The $348 device, which she financed, was kept in a protective case, insured and worked fine for a few months.
"Then it started to get hot and not charge. The screen at the top left-hand corner separated," she said.
Amber called T-Mobile.
"They said that, if I sent back a broken phone, I'd have to pay for it," she said.
At a T-Mobile store, employees told her to go the Apple Store. But there was a hitch.
"She asked me for the IMEI number that should be located on the back of the phone," Amber said. "And it wasn't there. So, she said, 'Your iPhone is the only one in the universe that doesn't have an IMEI number.' I said, 'Well, I guess so because it's not here.'"
Eventually, Amber got to Apple.
"They took the phone in the back," Amber said. "About five minutes later, he comes out, the representative with my phone, and tells me that unfortunately he can't fix the phone. And I asked 'Why?' and he said, 'Because it's not a real Apple phone."
The Apple Store wrote out on a document what the problems were. The iPhone had "several fake parts," including the enclosure and display. There were signs of "unauthorized modifications" and heavy use as well as rust and liquid damage. Plus that tracking number was missing from the backplate.
Not only was T-Mobile's 90-day "New2U" warranty expired, but no Apple warranty applied either because it wasn't a new phone or refurbished by them. Apple refused to repair it.
Amber was so upset she contacted police and called back T-Mobile.
"I said, 'Regardless of where it comes from, you're certifying it as a real Apple phone, I'm expecting it to be a real Apple phone. And, I found out that it's not because a real Apple company won't fix it," she said.
Police tell us it's a civil matter, and they referred Amber to some places to get help.
T-Mobile shipped out another phone. But when it, too, had no tracking number on the backplate, Amber returned both phones.
Then the company sent a new iPhone 5S. But a $400 billing charge appeared for replacing a phone that wasn't under warranty.
By then, Amber had contacted FOX 29 Investigates for help.
T-Mobile told us its "care teams" were "working with the customer to find a solution specifically for her."
The company first told us it works with "certified repair vendors to ensure ... pre-owned devices 'just work' and have only genuine parts."
Online there's a long list of checks T-Mobile makes before you can get your phone, but no mention of the parts it puts in there.
Pressed on this issue, T-Mobile said it doesn't authorize the use of non-Apple parts for iPhone repairs, but the company tells us its "New2U" warranty states refurbished or substitute parts may be used. We pointed out that customers would only learn of this after purchase. A spokeswoman said they have up to 14 days to return phones if they're not satisfied.
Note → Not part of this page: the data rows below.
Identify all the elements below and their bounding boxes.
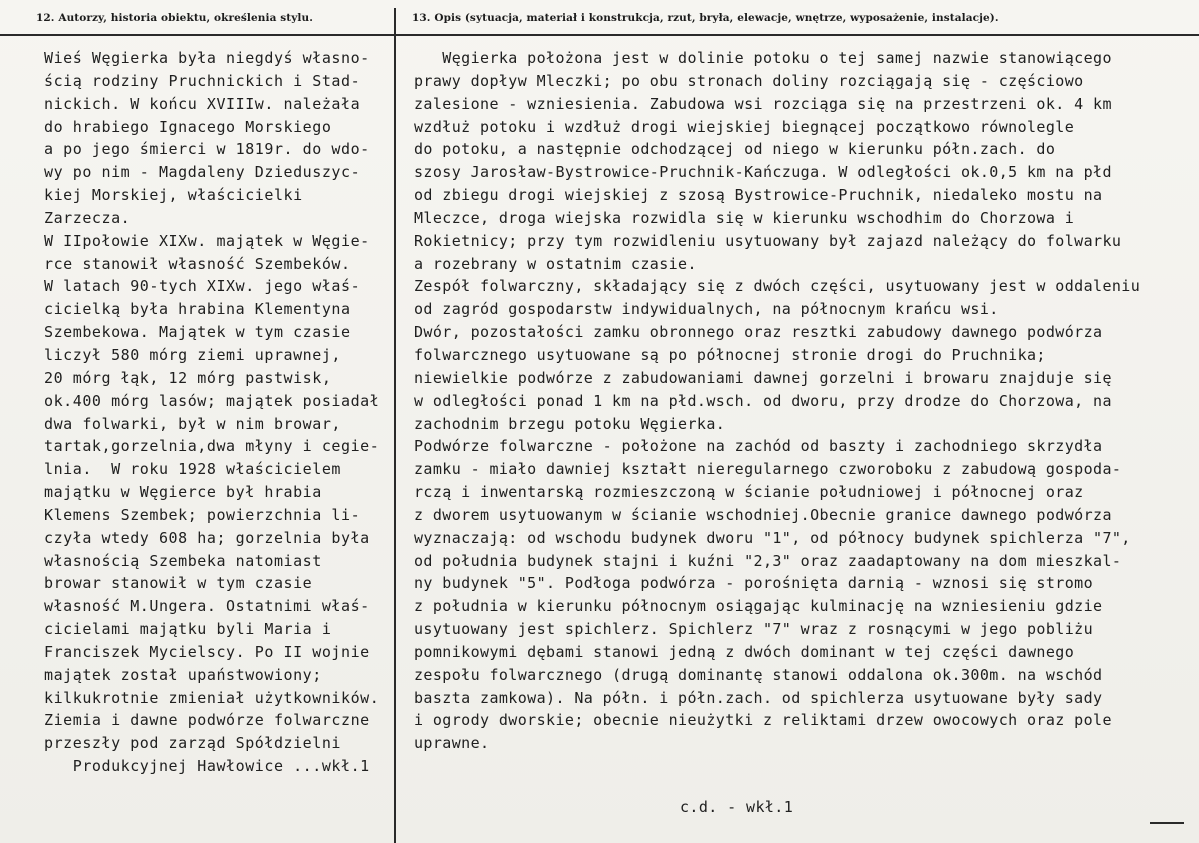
history-line: majątku w Węgierce był hrabia	[44, 483, 322, 502]
history-line: własność M.Ungera. Ostatnimi właś-	[44, 597, 370, 616]
description-line: uprawne.	[414, 734, 490, 753]
description-line: zamku - miało dawniej kształt nieregularnego czworoboku z zabudową gospoda-	[414, 460, 1122, 479]
history-line: W IIpołowie XIXw. majątek w Węgie-	[44, 231, 370, 250]
history-line: kiej Morskiej, właścicielki	[44, 186, 303, 205]
section-13-heading: 13. Opis (sytuacja, materiał i konstrukcja, rzut, bryła, elewacje, wnętrze, wyposażenie, instalacje).	[412, 12, 999, 24]
history-line: dwa folwarki, był w nim browar,	[44, 414, 342, 433]
description-line: zalesione - wzniesienia. Zabudowa wsi rozciąga się na przestrzeni ok. 4 km	[414, 94, 1112, 113]
history-line: własnością Szembeka natomiast	[44, 551, 322, 570]
description-line: wyznaczają: od wschodu budynek dworu "1", od północy budynek spichlerza "7",	[414, 528, 1131, 547]
history-line: Klemens Szembek; powierzchnia li-	[44, 505, 361, 524]
section-12-heading: 12. Autorzy, historia obiektu, określenia stylu.	[36, 12, 314, 24]
history-line: Ziemia i dawne podwórze folwarczne	[44, 711, 370, 730]
history-line: Produkcyjnej Hawłowice ...wkł.1	[44, 757, 370, 776]
description-line: pomnikowymi dębami stanowi jedną z dwóch dominant w tej części dawnego	[414, 642, 1075, 661]
history-line: rce stanowił własność Szembeków.	[44, 254, 351, 273]
description-line: baszta zamkowa). Na półn. i półn.zach. od spichlerza usytuowane były sady	[414, 688, 1103, 707]
description-line: Dwór, pozostałości zamku obronnego oraz resztki zabudowy dawnego podwórza	[414, 323, 1103, 342]
header-rule	[0, 34, 1199, 36]
history-line: ścią rodziny Pruchnickich i Stad-	[44, 71, 361, 90]
history-line: Szembekowa. Majątek w tym czasie	[44, 323, 351, 342]
history-column	[44, 47, 389, 778]
description-line: usytuowany jest spichlerz. Spichlerz "7" wraz z rosnącymi w jego pobliżu	[414, 620, 1094, 639]
column-divider	[394, 8, 396, 843]
history-line: wy po nim - Magdaleny Dzieduszyc-	[44, 163, 361, 182]
description-line: i ogrody dworskie; obecnie nieużytki z reliktami drzew owocowych oraz pole	[414, 711, 1112, 730]
description-line: zespołu folwarcznego (drugą dominantę stanowi oddalona ok.300m. na wschód	[414, 665, 1103, 684]
description-line: Zespół folwarczny, składający się z dwóch części, usytuowany jest w oddaleniu	[414, 277, 1141, 296]
description-line: od południa budynek stajni i kuźni "2,3" oraz zaadaptowany na dom mieszkal-	[414, 551, 1122, 570]
history-line: a po jego śmierci w 1819r. do wdo-	[44, 140, 370, 159]
description-line: z dworem usytuowanym w ścianie wschodniej.Obecnie granice dawnego podwórza	[414, 505, 1112, 524]
description-line: rczą i inwentarską rozmieszczoną w ścianie południowej i północnej oraz	[414, 483, 1084, 502]
history-line: cicielami majątku byli Maria i	[44, 620, 332, 639]
description-line: zachodnim brzegu potoku Węgierka.	[414, 414, 726, 433]
history-line: Wieś Węgierka była niegdyś własno-	[44, 49, 370, 67]
description-line: prawy dopływ Mleczki; po obu stronach doliny rozciągają się - częściowo	[414, 71, 1084, 90]
history-line: przeszły pod zarząd Spółdzielni	[44, 734, 342, 753]
history-line: do hrabiego Ignacego Morskiego	[44, 117, 332, 136]
description-line: Węgierka położona jest w dolinie potoku o tej samej nazwie stanowiącego	[414, 49, 1112, 67]
history-line: Franciszek Mycielscy. Po II wojnie	[44, 642, 370, 661]
description-line: z południa w kierunku północnym osiągając kulminację na wzniesieniu gdzie	[414, 597, 1103, 616]
margin-rule	[1150, 822, 1184, 824]
history-line: lnia. W roku 1928 właścicielem	[44, 460, 342, 479]
history-line: W latach 90-tych XIXw. jego właś-	[44, 277, 361, 296]
description-line: niewielkie podwórze z zabudowaniami dawnej gorzelni i browaru znajduje się	[414, 368, 1112, 387]
description-line: od zagród gospodarstw indywidualnych, na północnym krańcu wsi.	[414, 300, 999, 319]
history-line: majątek został upaństwowiony;	[44, 665, 322, 684]
history-line: Zarzecza.	[44, 208, 131, 227]
description-column	[414, 47, 1194, 755]
description-line: a rozebrany w ostatnim czasie.	[414, 254, 697, 273]
history-line: kilkukrotnie zmieniał użytkowników.	[44, 688, 380, 707]
description-line: wzdłuż potoku i wzdłuż drogi wiejskiej biegnącej początkowo równolegle	[414, 117, 1075, 136]
history-line: nickich. W końcu XVIIIw. należała	[44, 94, 361, 113]
description-line: Rokietnicy; przy tym rozwidleniu usytuowany był zajazd należący do folwarku	[414, 231, 1122, 250]
history-line: 20 mórg łąk, 12 mórg pastwisk,	[44, 368, 332, 387]
history-line: czyła wtedy 608 ha; gorzelnia była	[44, 528, 370, 547]
description-line: folwarcznego usytuowane są po północnej stronie drogi do Pruchnika;	[414, 345, 1046, 364]
history-line: browar stanowił w tym czasie	[44, 574, 313, 593]
description-line: od zbiegu drogi wiejskiej z szosą Bystrowice-Pruchnik, niedaleko mostu na	[414, 186, 1103, 205]
history-line: cicielką była hrabina Klementyna	[44, 300, 351, 319]
description-line: Podwórze folwarczne - położone na zachód od baszty i zachodniego skrzydła	[414, 437, 1103, 456]
history-line: ok.400 mórg lasów; majątek posiadał	[44, 391, 380, 410]
description-line: do potoku, a następnie odchodzącej od niego w kierunku półn.zach. do	[414, 140, 1056, 159]
description-line: ny budynek "5". Podłoga podwórza - porośnięta darnią - wznosi się stromo	[414, 574, 1094, 593]
continuation-note: c.d. - wkł.1	[680, 798, 794, 816]
history-line: liczył 580 mórg ziemi uprawnej,	[44, 345, 342, 364]
description-line: Mleczce, droga wiejska rozwidla się w kierunku wschodhim do Chorzowa i	[414, 208, 1075, 227]
description-line: w odległości ponad 1 km na płd.wsch. od dworu, przy drodze do Chorzowa, na	[414, 391, 1112, 410]
history-line: tartak,gorzelnia,dwa młyny i cegie-	[44, 437, 380, 456]
description-line: szosy Jarosław-Bystrowice-Pruchnik-Kańczuga. W odległości ok.0,5 km na płd	[414, 163, 1112, 182]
"Anytime you're buying used electronics, you really have to watch," said tech expert and FOX 29 News contributor Anthony Mongeluzo. The owner of Pro Computer Service was taken aback by Amber's story.
"Yeah, it's surprising - more surprising that it's an official T-Mobile certified product," Mongeluzo said.
There are lots of places to buy pre-owned phones, but you have to beware, he said. Make sure it's certified, look it over and compare to in-store models. Pop the battery, if you can. Ask about the warranty and return policy. Buy with a credit card for added protection, and almost always take the insurance.
Mongeluzo believes companies should disclose if they're using third-party parts.
"Give the consumer a chance to make a decision. Don't tell you it's a 'certified pre-owned phone' because, to me, that means it's going to have all the original parts," he said.
Diavanna wound up going a few weeks without her phone. Now, she's back to using Kik, SnapChat and Instagram, in touch with friends and ready to take lots of summer vacation photos.
And Amber, after lots of phone calls and going between stores, is ready for the hassle to end.
"It's just taken up a lot of my time," she said.
That $400 charge has disappeared from Amber's bill. T-Mobile has now offered several hundred dollars toward another device or savings on her bill. Amber says she'll reject that and may dump T-Mobile because of the problems.